Mais il ne suffisait pas de fêter le jour solennel qui a vu le Christ-Lumière échapper aux ombres du tombeau ; un autre anniversaire réclamait aussi notre culte de reconnaissance. Le Verbe incarné est ressuscité le premier jour de la semaine, le jour où, Verbe incréé du Père, il avait commencé, quatre mille ans auparavant, l'œuvre de la création, en appelant la lumière du sein du chaos et en la séparant des ténèbres, inaugurant ainsi le premier des jours. Dans la Pâque. notre divin ressuscité consacre donc une seconde fois le dimanche ; et désormais le samedi va cesser d'être le jour sacré.
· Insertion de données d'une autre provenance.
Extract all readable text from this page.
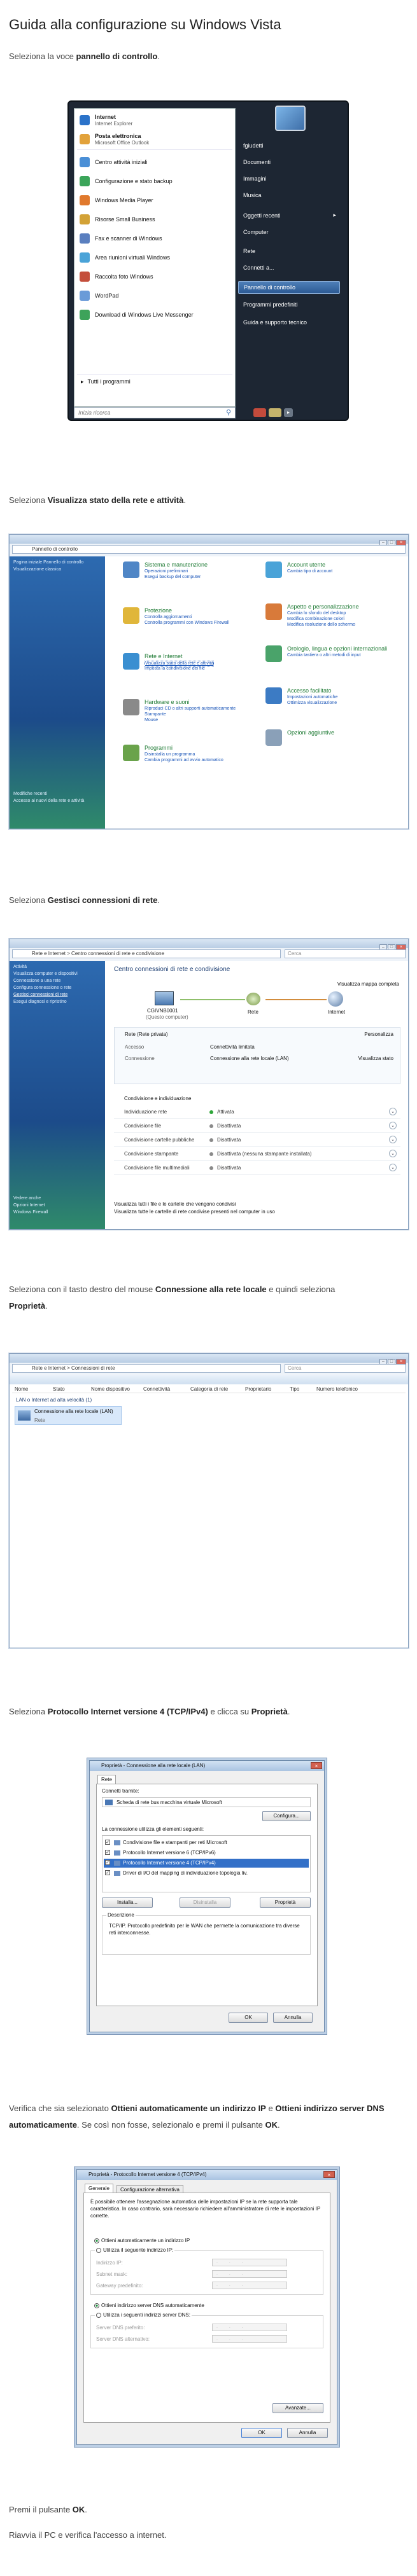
Guida alla configurazione su Windows Vista
Seleziona la voce pannello di controllo.
Internet
Internet Explorer
Posta elettronica
Microsoft Office Outlook
Centro attività iniziali
Configurazione e stato backup
Windows Media Player
Risorse Small Business
Fax e scanner di Windows
Area riunioni virtuali Windows
Raccolta foto Windows
WordPad
Download di Windows Live Messenger
▸ Tutti i programmi
fgiudetti
Documenti
Immagini
Musica
Oggetti recenti	▸
Computer
Rete
Connetti a...
Pannello di controllo
Programmi predefiniti
Guida e supporto tecnico
Inizia ricerca	⚲	▸
Seleziona Visualizza stato della rete e attività.
– □ ×
Pannello di controllo
Pagina iniziale Pannello di controllo
Visualizzazione classica
Modifiche recenti
Accesso ai nuovi della rete e attività
Sistema e manutenzione
Operazioni preliminari
Esegui backup del computer
Protezione
Controlla aggiornamenti
Controlla programmi con Windows Firewall
Rete e Internet
Visualizza stato della rete e attività
Imposta la condivisione dei file
Hardware e suoni
Riproduci CD o altri supporti automaticamente
Stampante
Mouse
Programmi
Disinstalla un programma
Cambia programmi ad avvio automatico
Account utente
Cambia tipo di account
Aspetto e personalizzazione
Cambia lo sfondo del desktop
Modifica combinazione colori
Modifica risoluzione dello schermo
Orologio, lingua e opzioni internazionali
Cambia tastiera o altri metodi di input
Accesso facilitato
Impostazioni automatiche
Ottimizza visualizzazione
Opzioni aggiuntive
Seleziona Gestisci connessioni di rete.
– □ ×
Rete e Internet > Centro connessioni di rete e condivisione	Cerca
Attività
Visualizza computer e dispositivi
Connessione a una rete
Configura connessione o rete
Gestisci connessioni di rete
Esegui diagnosi e ripristino
Vedere anche
Opzioni Internet
Windows Firewall
Centro connessioni di rete e condivisione
Visualizza mappa completa
CGIVNB0001
(Questo computer)
Rete	Internet
Rete (Rete privata)	Personalizza
Accesso	Connettività limitata
Connessione	Connessione alla rete locale (LAN)	Visualizza stato
Condivisione e individuazione
Individuazione rete	Attivata	⌄
Condivisione file	Disattivata	⌄
Condivisione cartelle pubbliche	Disattivata	⌄
Condivisione stampante	Disattivata (nessuna stampante installata)	⌄
Condivisione file multimediali	Disattivata	⌄
Visualizza tutti i file e le cartelle che vengono condivisi
Visualizza tutte le cartelle di rete condivise presenti nel computer in uso
Seleziona con il tasto destro del mouse Connessione alla rete locale e quindi seleziona
Proprietà.
– □ ×
Rete e Internet > Connessioni di rete	Cerca
Nome	Stato	Nome dispositivo	Connettività	Categoria di rete	Proprietario	Tipo	Numero telefonico
LAN o Internet ad alta velocità (1)
Connessione alla rete locale (LAN)
Rete
Seleziona Protocollo Internet versione 4 (TCP/IPv4) e clicca su Proprietà.
Proprietà - Connessione alla rete locale (LAN)	×
Rete
Connetti tramite:
Scheda di rete bus macchina virtuale Microsoft
Configura...
La connessione utilizza gli elementi seguenti:
✓	Condivisione file e stampanti per reti Microsoft
✓	Protocollo Internet versione 6 (TCP/IPv6)
✓	Protocollo Internet versione 4 (TCP/IPv4)
✓	Driver di I/O del mapping di individuazione topologia liv.
Installa...	Disinstalla	Proprietà
Descrizione
TCP/IP. Protocollo predefinito per le WAN che permette la comunicazione tra diverse reti interconnesse.
OK	Annulla
Verifica che sia selezionato Ottieni automaticamente un indirizzo IP e Ottieni indirizzo server DNS automaticamente. Se così non fosse, selezionalo e premi il pulsante OK.
Proprietà - Protocollo Internet versione 4 (TCP/IPv4)	×
Generale	Configurazione alternativa
È possibile ottenere l'assegnazione automatica delle impostazioni IP se la rete supporta tale caratteristica. In caso contrario, sarà necessario richiedere all'amministratore di rete le impostazioni IP corrette.
Ottieni automaticamente un indirizzo IP
Utilizza il seguente indirizzo IP:
Indirizzo IP:	. . .
Subnet mask:	. . .
Gateway predefinito:	. . .
Ottieni indirizzo server DNS automaticamente
Utilizza i seguenti indirizzi server DNS:
Server DNS preferito:	. . .
Server DNS alternativo:	. . .
Avanzate...
OK	Annulla
Premi il pulsante OK.
Riavvia il PC e verifica l'accesso a internet.
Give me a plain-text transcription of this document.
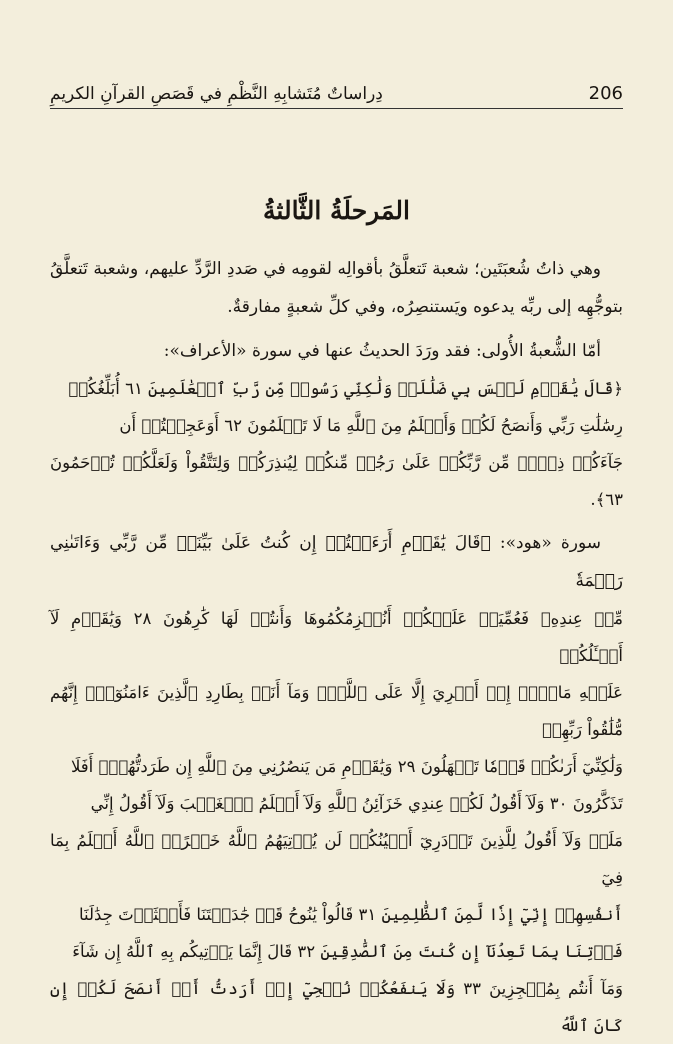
206
دِراساتٌ مُتَشابِهِ النَّظْمِ في قَصَصِ القرآنِ الكريمِ
المَرحلَةُ الثَّالثةُ

وهي ذاتُ شُعبَتَين؛ شعبة تَتعلَّقُ بأقوالِه لقومِه في صَددِ الرَّدِّ عليهم، وشعبة تَتعلَّقُ بتوجُّهِه إلى ربِّه يدعوه ويَستنصِرُه، وفي كلِّ شعبةٍ مفارقةٌ.

أمّا الشُّعبةُ الأُولى: فقد ورَدَ الحديثُ عنها في سورة «الأعراف»:

﴿قَالَ يَٰقَوۡمِ لَيۡسَ بِي ضَلَٰلَةٞ وَلَٰكِنِّي رَسُولٞ مِّن رَّبِّ ٱلۡعَٰلَمِينَ ٦١ أُبَلِّغُكُمۡ

رِسَٰلَٰتِ رَبِّي وَأَنصَحُ لَكُمۡ وَأَعۡلَمُ مِنَ ٱللَّهِ مَا لَا تَعۡلَمُونَ ٦٢ أَوَعَجِبۡتُمۡ أَن

جَآءَكُمۡ ذِكۡرٞ مِّن رَّبِّكُمۡ عَلَىٰ رَجُلٖ مِّنكُمۡ لِيُنذِرَكُمۡ وَلِتَتَّقُواْ وَلَعَلَّكُمۡ تُرۡحَمُونَ ٦٣﴾.

سورة «هود»: ﴿قَالَ يَٰقَوۡمِ أَرَءَيۡتُمۡ إِن كُنتُ عَلَىٰ بَيِّنَةٖ مِّن رَّبِّي وَءَاتَىٰنِي رَحۡمَةٗ

مِّنۡ عِندِهِۦ فَعُمِّيَتۡ عَلَيۡكُمۡ أَنُلۡزِمُكُمُوهَا وَأَنتُمۡ لَهَا كَٰرِهُونَ ٢٨ وَيَٰقَوۡمِ لَآ أَسۡـَٔلُكُمۡ

عَلَيۡهِ مَالًاۖ إِنۡ أَجۡرِيَ إِلَّا عَلَى ٱللَّهِۚ وَمَآ أَنَا۠ بِطَارِدِ ٱلَّذِينَ ءَامَنُوٓاْۚ إِنَّهُم مُّلَٰقُواْ رَبِّهِمۡ

وَلَٰكِنِّيٓ أَرَىٰكُمۡ قَوۡمٗا تَجۡهَلُونَ ٢٩ وَيَٰقَوۡمِ مَن يَنصُرُنِي مِنَ ٱللَّهِ إِن طَرَدتُّهُمۡۚ أَفَلَا

تَذَكَّرُونَ ٣٠ وَلَآ أَقُولُ لَكُمۡ عِندِي خَزَآئِنُ ٱللَّهِ وَلَآ أَعۡلَمُ ٱلۡغَيۡبَ وَلَآ أَقُولُ إِنِّي

مَلَكٞ وَلَآ أَقُولُ لِلَّذِينَ تَزۡدَرِيٓ أَعۡيُنُكُمۡ لَن يُؤۡتِيَهُمُ ٱللَّهُ خَيۡرًاۖ ٱللَّهُ أَعۡلَمُ بِمَا فِيٓ

أَنفُسِهِمۡ إِنِّيٓ إِذٗا لَّمِنَ ٱلظَّٰلِمِينَ ٣١ قَالُواْ يَٰنُوحُ قَدۡ جَٰدَلۡتَنَا فَأَكۡثَرۡتَ جِدَٰلَنَا

فَأۡتِنَا بِمَا تَعِدُنَآ إِن كُنتَ مِنَ ٱلصَّٰدِقِينَ ٣٢ قَالَ إِنَّمَا يَأۡتِيكُم بِهِ ٱللَّهُ إِن شَآءَ

وَمَآ أَنتُم بِمُعۡجِزِينَ ٣٣ وَلَا يَنفَعُكُمۡ نُصۡحِيٓ إِنۡ أَرَدتُّ أَنۡ أَنصَحَ لَكُمۡ إِن كَانَ ٱللَّهُ
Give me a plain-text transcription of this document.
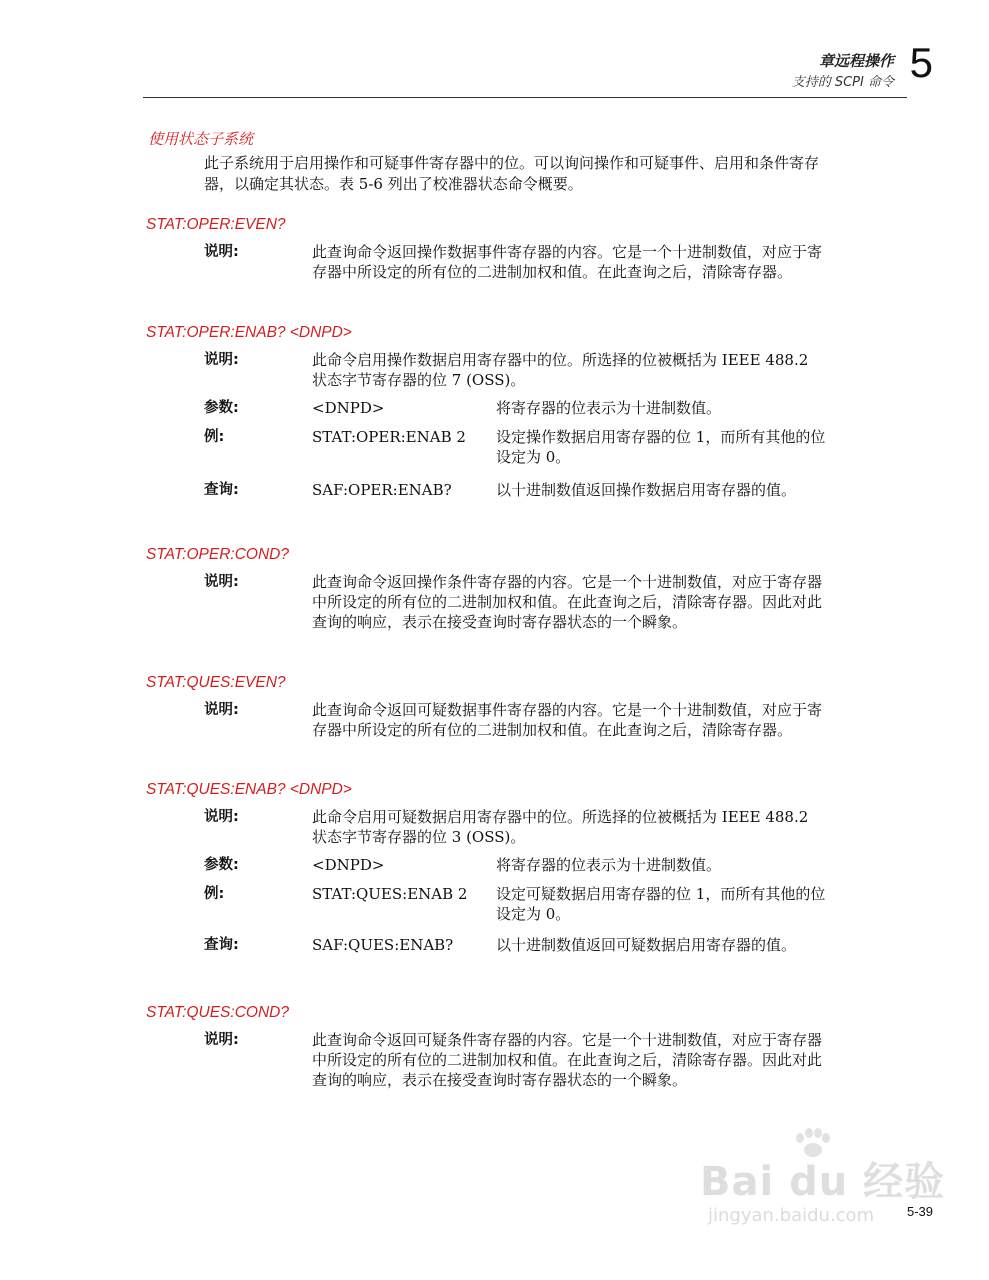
章远程操作
支持的 SCPI 命令 5
使用状态子系统
此子系统用于启用操作和可疑事件寄存器中的位。可以询问操作和可疑事件、启用和条件寄存器，以确定其状态。表 5-6 列出了校准器状态命令概要。
STAT:OPER:EVEN?
说明:	此查询命令返回操作数据事件寄存器的内容。它是一个十进制数值，对应于寄存器中所设定的所有位的二进制加权和值。在此查询之后，清除寄存器。
STAT:OPER:ENAB? <DNPD>
说明:	此命令启用操作数据启用寄存器中的位。所选择的位被概括为 IEEE 488.2 状态字节寄存器的位 7 (OSS)。
参数:	<DNPD>	将寄存器的位表示为十进制数值。
例:	STAT:OPER:ENAB 2 设定操作数据启用寄存器的位 1，而所有其他的位设定为 0。
查询:	SAF:OPER:ENAB?	以十进制数值返回操作数据启用寄存器的值。
STAT:OPER:COND?
说明:	此查询命令返回操作条件寄存器的内容。它是一个十进制数值，对应于寄存器中所设定的所有位的二进制加权和值。在此查询之后，清除寄存器。因此对此查询的响应，表示在接受查询时寄存器状态的一个瞬象。
STAT:QUES:EVEN?
说明:	此查询命令返回可疑数据事件寄存器的内容。它是一个十进制数值，对应于寄存器中所设定的所有位的二进制加权和值。在此查询之后，清除寄存器。
STAT:QUES:ENAB? <DNPD>
说明:	此命令启用可疑数据启用寄存器中的位。所选择的位被概括为 IEEE 488.2 状态字节寄存器的位 3 (OSS)。
参数:	<DNPD>	将寄存器的位表示为十进制数值。
例:	STAT:QUES:ENAB 2 设定可疑数据启用寄存器的位 1，而所有其他的位设定为 0。
查询:	SAF:QUES:ENAB?	以十进制数值返回可疑数据启用寄存器的值。
STAT:QUES:COND?
说明:	此查询命令返回可疑条件寄存器的内容。它是一个十进制数值，对应于寄存器中所设定的所有位的二进制加权和值。在此查询之后，清除寄存器。因此对此查询的响应，表示在接受查询时寄存器状态的一个瞬象。
Bai du 经验
jingyan.baidu.com	5-39
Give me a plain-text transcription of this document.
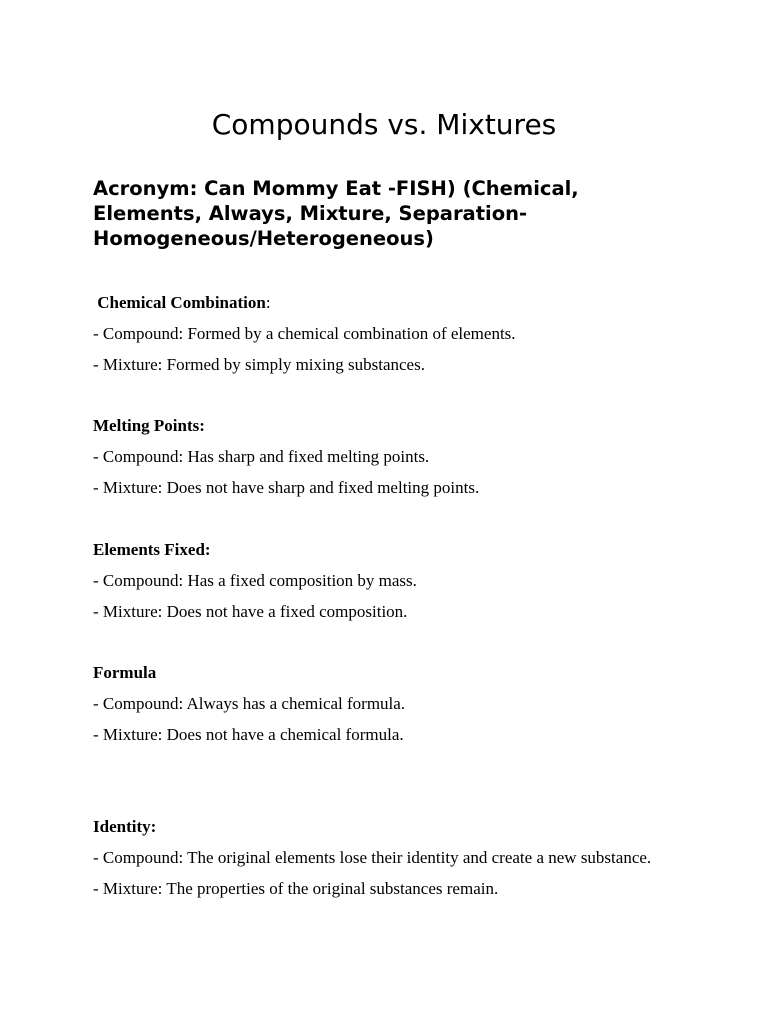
Compounds vs. Mixtures

Acronym: Can Mommy Eat -FISH) (Chemical, Elements, Always, Mixture, Separation-Homogeneous/Heterogeneous)

Chemical Combination:

- Compound: Formed by a chemical combination of elements.

- Mixture: Formed by simply mixing substances.

Melting Points:

- Compound: Has sharp and fixed melting points.

- Mixture: Does not have sharp and fixed melting points.

Elements Fixed:

- Compound: Has a fixed composition by mass.

- Mixture: Does not have a fixed composition.

Formula

- Compound: Always has a chemical formula.

- Mixture: Does not have a chemical formula.

Identity:

- Compound: The original elements lose their identity and create a new substance.

- Mixture: The properties of the original substances remain.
Notre résurrection en Jésus-Christ accomplie au dimanche met le comble a la gloire de ce premier des jours: le précepte divin du sabbat va succomber avec toute la loi mosaïque; et les saints apôtres vont intimer désormais à tout fidèle de célébrer comme jour sacré le premier jour de la semaine, en lequel la gloire de la première création s'unit à celle de la divine régénération.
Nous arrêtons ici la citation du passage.